Gli insegnamenti del Covid-2

  1. Senza essersi preparati prima (con un Piano Pandemico ben fatto e un CCM esperto e operativo) non si può affrontare bene un’epidemia
  2. I nostri maestri di igiene insistettero molto giustamente sul fatto che sporco e pulito devono essere sempre rigorosamente distinti e i loro percorsi non devono mai incrociarsi
  3. È fondamentale che l’epidemia non fermi la restante sanità. Essa quindi deve essere addizionata di un’area Covid precisa che inclusa Triage medico con tampone prima del PS e poi 2 linee distinte di PS, astanteria, referti, ambulatori con proprio personale e locali sempre separati e non mescolati. Le strutture e organizzazione Covid possono e forse devono essere precarie perché temporanee e possono basarsi su Protezione Civile, Forza Armate, Volontari Comunità.
  4. La comunicazione e l’educazione al personale sanitario e al pubblico è fondamentale: deve essere veritiera, affidata a personale autorevole, equilibrata; non affidata a sedicenti scienziati che devono soddisfare il loro ego infischiadosene del bene collettivo. La politica deve restare fuori dalla comunicazione come tutti coloro che sono ammalati di protagonismo.

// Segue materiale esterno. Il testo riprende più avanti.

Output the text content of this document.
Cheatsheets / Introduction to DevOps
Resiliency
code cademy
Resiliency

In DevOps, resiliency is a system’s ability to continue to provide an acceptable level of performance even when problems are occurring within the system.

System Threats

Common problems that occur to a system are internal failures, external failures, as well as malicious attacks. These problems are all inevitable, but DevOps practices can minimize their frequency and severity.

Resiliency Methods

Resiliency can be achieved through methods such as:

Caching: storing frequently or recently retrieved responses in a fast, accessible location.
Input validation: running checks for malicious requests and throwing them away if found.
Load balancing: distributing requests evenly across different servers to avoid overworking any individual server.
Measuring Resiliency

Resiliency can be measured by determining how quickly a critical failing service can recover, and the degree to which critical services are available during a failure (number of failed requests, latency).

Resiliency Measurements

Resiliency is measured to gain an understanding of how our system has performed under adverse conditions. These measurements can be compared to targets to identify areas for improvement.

  5. Un SSN ignorato per anni, sotto finanziato, gestito dalla politica per la politica non può reggere una pandemia. Fuori la politica dalla Sanità. No al sottogoverno in Sanità e soprattutto alla nomina nei posti chiave di persone che non conoscono i problemi di salute della gente e poco sono interessati al suo benessere.
  6. È risultato chiaro a tutti che l’organizzazione dello Stato voluta dalla nostra Costituzione è imperfetta, specie a livello del Titolo V della Costituzione. Infatti i poteri sono troppo distribuiti (con l’inconveniente di eccitare ambizioni e veti che rallentano ogni cosa) e il principio di sussidiarietà che pone sullo stesso livello Stato Centrale, Regione e Comuni senza chiare indicazioni sui relativi compiti e responsabilità e senza una gerarchia hanno creato troppi conflitti istituzionali, con conseguenti ritardi e sconcerto nella popolazione. Le regioni hanno concentrato i loro sforzi sulla sottrazione di potere allo Stato Centrale più che alla realizzazione di efficienti servizi e strutture per il benessere dei loro cittadini.